“The Russian invasion of Ukraine has put an end to the globalization we have experienced over the last three decades,” Larry Fink, the CEO of BlackRock—the world’s largest asset-management firm—wrote in the latest of his widely read annual letters to shareholders. It’s an idea gaining currency. Adam Posen, the head of the pro-globalization Peterson Institute for International Economics, says in Foreign Affairs—the flagship publication of the influential U.S. organization the Council on Foreign Relations—that the war has accelerated a “corrosion” of globalization. And the prominent American columnist David Brooks wrote in The New York Times that “globalization while flows of trade will continue, … globalization as the driving logic of world affairs—that seems to be over.” Why would a war between two countries with relatively limited roles in the world’s economy cause such a historical transformation in it?

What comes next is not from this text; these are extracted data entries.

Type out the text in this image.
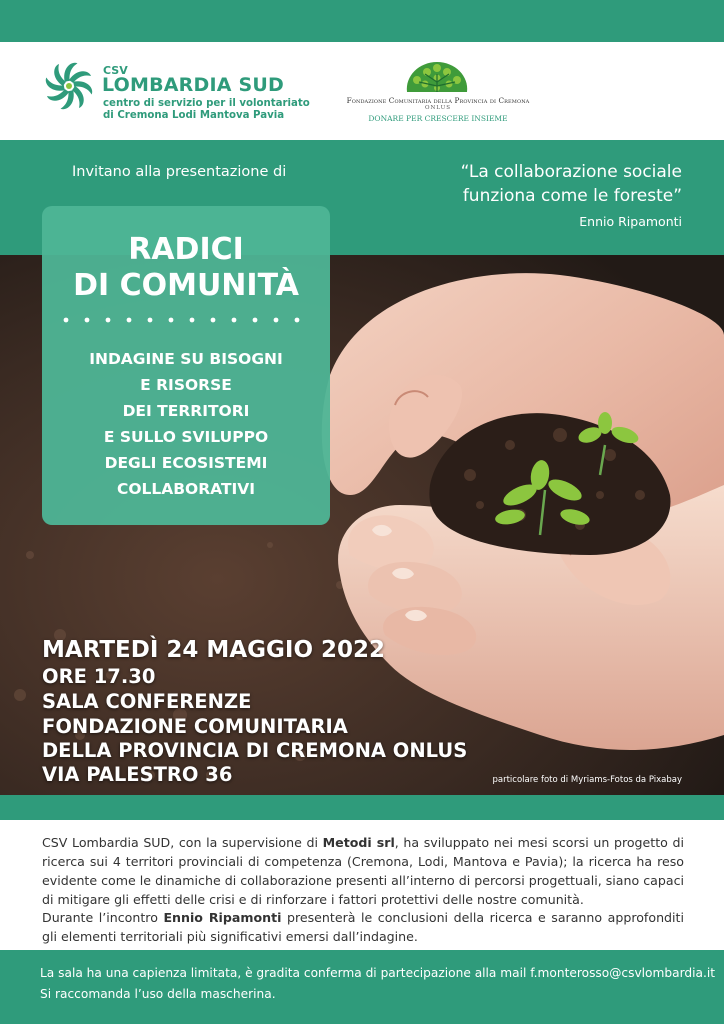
CSV
LOMBARDIA SUD
centro di servizio per il volontariato
di Cremona Lodi Mantova Pavia
Fondazione Comunitaria della Provincia di Cremona
ONLUS
DONARE PER CRESCERE INSIEME
Invitano alla presentazione di	“La collaborazione sociale
funziona come le foreste”
Ennio Ripamonti
RADICI
DI COMUNITÀ
INDAGINE SU BISOGNI
E RISORSE
DEI TERRITORI
E SULLO SVILUPPO
DEGLI ECOSISTEMI
COLLABORATIVI
MARTEDÌ 24 MAGGIO 2022
ORE 17.30
SALA CONFERENZE
FONDAZIONE COMUNITARIA
DELLA PROVINCIA DI CREMONA ONLUS
VIA PALESTRO 36	particolare foto di Myriams-Fotos da Pixabay
CSV Lombardia SUD, con la supervisione di Metodi srl, ha sviluppato nei mesi scorsi un progetto di ricerca sui 4 territori provinciali di competenza (Cremona, Lodi, Mantova e Pavia); la ricerca ha reso evidente come le dinamiche di collaborazione presenti all’interno di percorsi progettuali, siano capaci di mitigare gli effetti delle crisi e di rinforzare i fattori protettivi delle nostre comunità.
Durante l’incontro Ennio Ripamonti presenterà le conclusioni della ricerca e saranno approfonditi gli elementi territoriali più significativi emersi dall’indagine.
La sala ha una capienza limitata, è gradita conferma di partecipazione alla mail f.monterosso@csvlombardia.it
Si raccomanda l’uso della mascherina.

Adam Tooze is the Kathryn and Shelby Cullom Davis professor of history and director of the European Institute at Columbia University, as well as the author of books about World War I, German economic history, the Great Recession, and the economic effects of the Covid pandemic. Recently, on The Signal, Tooze spoke about how the war has worsened already rising commodity prices and redefined global economic power through unprecedented sanctions. Here below, he addresses the ways the conflict is revealing changes in the dynamics of globalization that started a decade ago. The source of these changes, he says, is the growing hostility between the U.S. and China, and Washington’s worries about losing economic power to Beijing. But Russia’s attack put an end to one of the most deep-rooted beliefs about globalization: that countries tied together through trade would become more peaceful and law-abiding. What’s really changing now, Tooze says, is how people think about globalization.

Michael Bluhm: What’s happening with all the talk about the end of globalization?

Adam Tooze: It’s saying that the Russian invasion of Ukraine has put an end to the globalization we’ve experienced over the last three decades. It’s not saying globalization as such is coming to an end; it’s saying globalization as we’ve known it is coming to an end.